Ebola: Spanish nurse making ‘giant steps’ towards recovery

Ambulance arrives at Madrid's Carlos III Hospital
An ambulance arrives at Madrid’s Carlos III hospital where Teresa Romero is being treated. Photograph: Juan Medina/Reuters

Teresa Romero, the Spanish nursing auxiliary who earlier this month became the first person to contract Ebola in Europe, is making “giant steps” towards recovery, according to hospital sources in Madrid.

Yesterday she got out of bed for the first time since she was admitted. Staff said she was animated. Her appetite had improved to the point that she was demanding “jamón and chorizo”.

Although still wearing an oxygen mask, Romero’s left lung was said to be functioning “at 100%” and her viral load is continuing to fall. She is having a third test for Ebola today and doctors predict that on Monday morning they will announce that she has tested negative for the disease.

Madrid health authorities have claimed that Romero contracted the disease after touching the face of the Spanish missionary she was treating. However, yesterday she said that she had no memory of this. “If something like that had happened I would have told you,” she is reported to have told her husband.

Romero is being treated with a combination of serum made up of antibodies extracted from Ebola survivors and anti-viral drugs. “They are complementary treatments,” Juan García de Lomas, head of microbiology at the Hospital Clinic in Valencia explained.

However, experts warn that the antiviral is experimental and has only been tested on mice. The possible side-effects on humans are not known.

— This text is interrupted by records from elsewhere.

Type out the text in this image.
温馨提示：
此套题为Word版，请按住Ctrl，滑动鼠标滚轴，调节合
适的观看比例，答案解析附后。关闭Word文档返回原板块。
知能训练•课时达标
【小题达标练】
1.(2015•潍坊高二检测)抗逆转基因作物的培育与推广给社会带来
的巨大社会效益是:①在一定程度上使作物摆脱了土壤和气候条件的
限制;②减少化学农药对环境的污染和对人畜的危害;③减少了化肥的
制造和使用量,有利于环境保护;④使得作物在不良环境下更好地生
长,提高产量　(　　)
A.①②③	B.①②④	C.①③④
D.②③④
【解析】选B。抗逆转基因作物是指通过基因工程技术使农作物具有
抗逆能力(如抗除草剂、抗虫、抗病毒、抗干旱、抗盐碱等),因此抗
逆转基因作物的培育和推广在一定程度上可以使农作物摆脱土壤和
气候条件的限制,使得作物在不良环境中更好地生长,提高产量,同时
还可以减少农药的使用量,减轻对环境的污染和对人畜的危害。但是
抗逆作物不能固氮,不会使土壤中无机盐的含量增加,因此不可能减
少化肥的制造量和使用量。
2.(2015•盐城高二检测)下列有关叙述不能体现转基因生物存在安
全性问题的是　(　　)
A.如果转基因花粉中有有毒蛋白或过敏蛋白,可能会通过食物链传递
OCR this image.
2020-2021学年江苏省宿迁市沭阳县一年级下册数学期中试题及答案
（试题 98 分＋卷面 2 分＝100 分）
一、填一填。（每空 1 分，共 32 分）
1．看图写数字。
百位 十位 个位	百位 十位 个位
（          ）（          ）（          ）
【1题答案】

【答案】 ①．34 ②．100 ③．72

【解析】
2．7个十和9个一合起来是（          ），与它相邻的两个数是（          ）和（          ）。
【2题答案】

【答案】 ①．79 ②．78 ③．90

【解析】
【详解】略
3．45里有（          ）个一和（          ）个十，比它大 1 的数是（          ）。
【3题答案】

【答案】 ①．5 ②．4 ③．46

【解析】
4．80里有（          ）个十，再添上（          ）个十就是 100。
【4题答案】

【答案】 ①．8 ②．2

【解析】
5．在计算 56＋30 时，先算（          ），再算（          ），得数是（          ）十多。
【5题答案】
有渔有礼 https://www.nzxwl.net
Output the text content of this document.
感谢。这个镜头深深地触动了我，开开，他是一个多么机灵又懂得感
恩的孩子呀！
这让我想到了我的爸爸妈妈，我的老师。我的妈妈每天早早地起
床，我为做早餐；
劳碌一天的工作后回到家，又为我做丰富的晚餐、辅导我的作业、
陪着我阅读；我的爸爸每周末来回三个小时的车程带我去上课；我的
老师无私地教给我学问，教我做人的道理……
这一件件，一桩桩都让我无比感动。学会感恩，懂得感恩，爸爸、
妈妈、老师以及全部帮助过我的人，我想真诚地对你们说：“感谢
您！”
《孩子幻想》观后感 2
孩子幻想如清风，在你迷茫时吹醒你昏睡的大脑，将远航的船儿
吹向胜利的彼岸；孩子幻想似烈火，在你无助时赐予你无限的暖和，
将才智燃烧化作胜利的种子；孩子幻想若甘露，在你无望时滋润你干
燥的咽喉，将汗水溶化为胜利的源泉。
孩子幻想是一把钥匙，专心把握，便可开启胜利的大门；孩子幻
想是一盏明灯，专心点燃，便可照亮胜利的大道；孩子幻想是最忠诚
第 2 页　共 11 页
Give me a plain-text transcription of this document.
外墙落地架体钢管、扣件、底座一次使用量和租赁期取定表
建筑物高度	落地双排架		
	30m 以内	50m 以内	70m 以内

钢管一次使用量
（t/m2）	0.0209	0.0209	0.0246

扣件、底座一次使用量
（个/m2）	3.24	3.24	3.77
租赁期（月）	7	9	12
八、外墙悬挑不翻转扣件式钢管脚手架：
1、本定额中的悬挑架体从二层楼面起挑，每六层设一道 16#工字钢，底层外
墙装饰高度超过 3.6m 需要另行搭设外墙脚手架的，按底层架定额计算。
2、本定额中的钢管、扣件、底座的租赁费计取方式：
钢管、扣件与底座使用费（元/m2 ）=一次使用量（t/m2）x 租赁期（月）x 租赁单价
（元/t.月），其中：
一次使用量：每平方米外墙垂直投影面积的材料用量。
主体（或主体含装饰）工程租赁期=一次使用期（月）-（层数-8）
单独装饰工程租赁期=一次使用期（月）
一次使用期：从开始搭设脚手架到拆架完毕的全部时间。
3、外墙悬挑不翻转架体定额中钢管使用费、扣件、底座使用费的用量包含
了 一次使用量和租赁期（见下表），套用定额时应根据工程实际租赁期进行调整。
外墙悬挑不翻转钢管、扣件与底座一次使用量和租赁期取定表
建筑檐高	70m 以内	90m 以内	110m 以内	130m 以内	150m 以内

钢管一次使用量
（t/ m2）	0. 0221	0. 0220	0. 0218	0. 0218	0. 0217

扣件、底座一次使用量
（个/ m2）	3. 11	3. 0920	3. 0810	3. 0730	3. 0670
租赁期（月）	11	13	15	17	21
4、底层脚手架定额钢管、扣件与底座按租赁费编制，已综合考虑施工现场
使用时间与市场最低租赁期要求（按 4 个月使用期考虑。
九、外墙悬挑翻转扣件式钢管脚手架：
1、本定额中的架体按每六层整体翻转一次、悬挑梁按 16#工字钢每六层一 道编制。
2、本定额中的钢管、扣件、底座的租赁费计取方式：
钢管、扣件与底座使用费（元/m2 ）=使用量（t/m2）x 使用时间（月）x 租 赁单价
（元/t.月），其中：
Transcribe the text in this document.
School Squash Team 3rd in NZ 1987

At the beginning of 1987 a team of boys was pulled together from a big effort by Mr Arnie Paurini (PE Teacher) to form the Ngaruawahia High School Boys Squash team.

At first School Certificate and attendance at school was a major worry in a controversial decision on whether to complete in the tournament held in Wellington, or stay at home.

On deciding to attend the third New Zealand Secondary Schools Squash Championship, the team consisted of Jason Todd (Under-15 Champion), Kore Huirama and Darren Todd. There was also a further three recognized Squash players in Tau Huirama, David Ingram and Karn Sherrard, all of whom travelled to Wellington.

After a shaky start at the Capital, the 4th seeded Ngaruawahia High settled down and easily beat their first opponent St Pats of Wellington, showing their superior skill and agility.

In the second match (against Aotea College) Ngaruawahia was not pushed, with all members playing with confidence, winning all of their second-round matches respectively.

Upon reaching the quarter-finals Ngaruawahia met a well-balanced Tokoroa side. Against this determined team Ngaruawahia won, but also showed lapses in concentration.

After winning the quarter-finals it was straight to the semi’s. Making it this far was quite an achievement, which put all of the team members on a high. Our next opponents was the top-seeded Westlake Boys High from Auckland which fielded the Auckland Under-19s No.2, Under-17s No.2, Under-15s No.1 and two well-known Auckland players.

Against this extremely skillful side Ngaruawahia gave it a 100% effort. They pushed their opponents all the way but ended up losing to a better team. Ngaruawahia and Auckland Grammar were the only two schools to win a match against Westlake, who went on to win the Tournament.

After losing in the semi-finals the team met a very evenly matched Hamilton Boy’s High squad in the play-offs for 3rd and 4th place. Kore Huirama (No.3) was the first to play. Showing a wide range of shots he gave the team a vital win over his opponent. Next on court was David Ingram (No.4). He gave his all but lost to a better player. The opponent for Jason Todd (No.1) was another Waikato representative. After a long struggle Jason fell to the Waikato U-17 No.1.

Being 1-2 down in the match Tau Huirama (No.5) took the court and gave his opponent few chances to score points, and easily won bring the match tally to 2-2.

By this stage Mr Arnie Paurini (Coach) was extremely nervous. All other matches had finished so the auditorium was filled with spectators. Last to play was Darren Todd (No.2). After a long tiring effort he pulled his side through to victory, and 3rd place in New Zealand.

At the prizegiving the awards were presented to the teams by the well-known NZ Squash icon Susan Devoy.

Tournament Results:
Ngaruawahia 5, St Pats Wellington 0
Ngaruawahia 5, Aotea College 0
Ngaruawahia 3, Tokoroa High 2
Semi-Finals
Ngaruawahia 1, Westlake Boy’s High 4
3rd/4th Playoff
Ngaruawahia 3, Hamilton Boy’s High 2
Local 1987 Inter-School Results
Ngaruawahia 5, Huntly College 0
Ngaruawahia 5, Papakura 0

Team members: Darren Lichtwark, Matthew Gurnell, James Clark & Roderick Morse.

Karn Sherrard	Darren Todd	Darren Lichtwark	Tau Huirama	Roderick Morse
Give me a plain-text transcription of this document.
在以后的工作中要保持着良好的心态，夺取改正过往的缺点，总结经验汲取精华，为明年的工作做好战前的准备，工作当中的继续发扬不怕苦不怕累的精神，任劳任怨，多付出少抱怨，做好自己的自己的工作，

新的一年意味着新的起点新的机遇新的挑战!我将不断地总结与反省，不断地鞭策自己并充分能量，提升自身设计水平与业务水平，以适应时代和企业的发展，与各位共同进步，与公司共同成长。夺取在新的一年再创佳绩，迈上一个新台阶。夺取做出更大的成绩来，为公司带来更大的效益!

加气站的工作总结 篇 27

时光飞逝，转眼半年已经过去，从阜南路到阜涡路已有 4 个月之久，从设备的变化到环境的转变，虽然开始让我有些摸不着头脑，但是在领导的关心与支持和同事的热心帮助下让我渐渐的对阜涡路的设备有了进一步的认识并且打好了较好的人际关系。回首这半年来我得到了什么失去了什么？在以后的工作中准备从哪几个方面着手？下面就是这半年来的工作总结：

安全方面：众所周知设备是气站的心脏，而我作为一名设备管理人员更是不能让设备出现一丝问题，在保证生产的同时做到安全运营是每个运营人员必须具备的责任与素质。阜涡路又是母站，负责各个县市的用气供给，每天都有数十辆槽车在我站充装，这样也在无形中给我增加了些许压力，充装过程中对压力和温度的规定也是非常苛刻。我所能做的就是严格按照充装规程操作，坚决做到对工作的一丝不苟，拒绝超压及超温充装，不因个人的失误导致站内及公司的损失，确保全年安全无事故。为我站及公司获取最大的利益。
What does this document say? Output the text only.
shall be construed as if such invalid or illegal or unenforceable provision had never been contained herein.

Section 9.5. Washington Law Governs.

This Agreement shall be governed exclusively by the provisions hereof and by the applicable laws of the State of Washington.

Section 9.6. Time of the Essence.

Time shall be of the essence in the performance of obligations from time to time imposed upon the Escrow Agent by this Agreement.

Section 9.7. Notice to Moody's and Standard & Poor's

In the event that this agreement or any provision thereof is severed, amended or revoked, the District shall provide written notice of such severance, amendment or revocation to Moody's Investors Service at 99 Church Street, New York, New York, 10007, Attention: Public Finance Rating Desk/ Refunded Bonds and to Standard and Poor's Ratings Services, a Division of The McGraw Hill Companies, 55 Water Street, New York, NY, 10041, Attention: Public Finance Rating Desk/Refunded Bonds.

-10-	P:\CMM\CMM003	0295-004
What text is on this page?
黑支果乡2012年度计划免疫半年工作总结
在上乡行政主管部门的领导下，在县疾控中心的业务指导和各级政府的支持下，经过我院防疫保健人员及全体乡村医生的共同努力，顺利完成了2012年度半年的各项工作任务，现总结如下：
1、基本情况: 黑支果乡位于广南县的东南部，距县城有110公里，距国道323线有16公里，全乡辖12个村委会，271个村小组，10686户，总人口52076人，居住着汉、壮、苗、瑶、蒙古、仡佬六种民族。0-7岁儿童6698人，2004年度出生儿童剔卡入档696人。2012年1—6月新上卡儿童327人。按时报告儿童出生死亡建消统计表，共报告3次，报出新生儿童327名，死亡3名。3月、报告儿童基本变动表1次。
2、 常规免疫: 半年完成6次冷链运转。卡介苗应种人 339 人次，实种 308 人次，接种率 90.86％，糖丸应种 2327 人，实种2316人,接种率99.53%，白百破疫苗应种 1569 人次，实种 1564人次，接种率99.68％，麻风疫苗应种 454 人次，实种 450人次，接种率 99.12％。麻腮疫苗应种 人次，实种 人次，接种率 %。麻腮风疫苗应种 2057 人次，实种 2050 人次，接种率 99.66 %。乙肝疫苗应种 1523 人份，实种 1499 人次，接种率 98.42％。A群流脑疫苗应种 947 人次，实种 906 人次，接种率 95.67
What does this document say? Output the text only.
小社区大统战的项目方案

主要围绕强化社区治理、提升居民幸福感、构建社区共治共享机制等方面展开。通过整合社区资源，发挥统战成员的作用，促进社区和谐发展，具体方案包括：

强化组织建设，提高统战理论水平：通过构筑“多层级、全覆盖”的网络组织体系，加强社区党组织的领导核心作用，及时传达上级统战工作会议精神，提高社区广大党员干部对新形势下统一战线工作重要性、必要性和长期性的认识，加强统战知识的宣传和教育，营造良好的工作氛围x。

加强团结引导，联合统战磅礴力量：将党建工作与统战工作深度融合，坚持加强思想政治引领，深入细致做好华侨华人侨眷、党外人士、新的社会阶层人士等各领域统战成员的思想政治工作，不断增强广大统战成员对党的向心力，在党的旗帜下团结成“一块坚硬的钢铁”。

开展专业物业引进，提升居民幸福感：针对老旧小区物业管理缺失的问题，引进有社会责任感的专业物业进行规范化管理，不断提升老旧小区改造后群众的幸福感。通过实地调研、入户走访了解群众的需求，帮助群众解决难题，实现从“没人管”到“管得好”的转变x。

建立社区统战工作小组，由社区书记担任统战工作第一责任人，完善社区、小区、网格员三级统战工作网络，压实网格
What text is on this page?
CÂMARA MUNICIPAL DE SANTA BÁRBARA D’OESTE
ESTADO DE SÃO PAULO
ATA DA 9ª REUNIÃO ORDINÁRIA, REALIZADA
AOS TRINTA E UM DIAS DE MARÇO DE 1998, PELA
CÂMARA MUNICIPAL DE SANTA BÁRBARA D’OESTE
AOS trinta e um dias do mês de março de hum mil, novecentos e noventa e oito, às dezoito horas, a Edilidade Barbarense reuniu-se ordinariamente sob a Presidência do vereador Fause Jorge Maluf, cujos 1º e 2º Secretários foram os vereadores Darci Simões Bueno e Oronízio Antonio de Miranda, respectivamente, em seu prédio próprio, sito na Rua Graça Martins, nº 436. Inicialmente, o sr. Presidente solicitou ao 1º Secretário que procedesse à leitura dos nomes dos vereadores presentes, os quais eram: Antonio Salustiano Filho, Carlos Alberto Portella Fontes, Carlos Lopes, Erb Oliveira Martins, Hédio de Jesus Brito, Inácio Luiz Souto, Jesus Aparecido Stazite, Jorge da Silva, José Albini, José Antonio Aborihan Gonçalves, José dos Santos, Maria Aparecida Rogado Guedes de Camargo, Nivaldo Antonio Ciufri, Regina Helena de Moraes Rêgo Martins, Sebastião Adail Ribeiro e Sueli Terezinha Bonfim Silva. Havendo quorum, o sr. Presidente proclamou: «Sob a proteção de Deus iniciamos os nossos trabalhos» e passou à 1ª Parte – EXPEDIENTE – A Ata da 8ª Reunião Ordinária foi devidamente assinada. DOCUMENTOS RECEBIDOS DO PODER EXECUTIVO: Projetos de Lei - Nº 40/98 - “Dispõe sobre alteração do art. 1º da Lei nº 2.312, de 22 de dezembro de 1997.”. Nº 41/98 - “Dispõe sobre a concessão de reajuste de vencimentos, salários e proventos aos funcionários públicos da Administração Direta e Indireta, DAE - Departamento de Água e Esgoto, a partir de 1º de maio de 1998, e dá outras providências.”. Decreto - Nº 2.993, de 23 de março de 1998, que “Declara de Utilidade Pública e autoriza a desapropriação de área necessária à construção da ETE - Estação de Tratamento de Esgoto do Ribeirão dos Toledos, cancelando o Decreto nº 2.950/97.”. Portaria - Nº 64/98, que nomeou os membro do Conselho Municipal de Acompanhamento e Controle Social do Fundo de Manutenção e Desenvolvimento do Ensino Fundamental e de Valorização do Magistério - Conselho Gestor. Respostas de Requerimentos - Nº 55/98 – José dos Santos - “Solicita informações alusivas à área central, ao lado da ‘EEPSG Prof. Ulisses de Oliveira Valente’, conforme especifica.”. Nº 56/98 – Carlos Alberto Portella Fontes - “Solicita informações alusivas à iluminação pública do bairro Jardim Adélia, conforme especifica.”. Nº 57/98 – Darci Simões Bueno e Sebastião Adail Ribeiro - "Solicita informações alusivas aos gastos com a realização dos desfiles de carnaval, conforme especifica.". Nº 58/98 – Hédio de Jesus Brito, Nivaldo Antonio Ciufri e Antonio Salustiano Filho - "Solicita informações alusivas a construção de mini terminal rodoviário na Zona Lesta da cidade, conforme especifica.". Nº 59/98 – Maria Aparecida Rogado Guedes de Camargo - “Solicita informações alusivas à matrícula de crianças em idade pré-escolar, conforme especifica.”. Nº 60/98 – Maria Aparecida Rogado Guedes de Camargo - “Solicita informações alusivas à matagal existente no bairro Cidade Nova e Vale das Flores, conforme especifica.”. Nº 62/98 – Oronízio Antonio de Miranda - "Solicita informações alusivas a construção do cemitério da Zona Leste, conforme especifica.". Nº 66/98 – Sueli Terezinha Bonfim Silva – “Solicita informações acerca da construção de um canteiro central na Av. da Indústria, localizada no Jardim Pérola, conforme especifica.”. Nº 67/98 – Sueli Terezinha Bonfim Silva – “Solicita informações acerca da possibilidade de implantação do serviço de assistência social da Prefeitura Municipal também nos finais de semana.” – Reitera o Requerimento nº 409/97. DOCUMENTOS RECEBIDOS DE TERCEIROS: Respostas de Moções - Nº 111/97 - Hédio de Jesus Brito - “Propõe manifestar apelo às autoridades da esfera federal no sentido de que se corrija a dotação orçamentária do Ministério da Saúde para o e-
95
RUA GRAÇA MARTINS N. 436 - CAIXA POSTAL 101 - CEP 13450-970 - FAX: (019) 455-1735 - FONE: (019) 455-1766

Until now Romero has been unaware that she has become a household name, with her picture on front pages and websites around the world and camera crews camped outside the hospital. Her family says she has been “in a cloud” and was initially so heavily medicated she found it difficult to hold a conversation. She still doesn’t know that the family dog, Excalibur, was put down by the health authorities.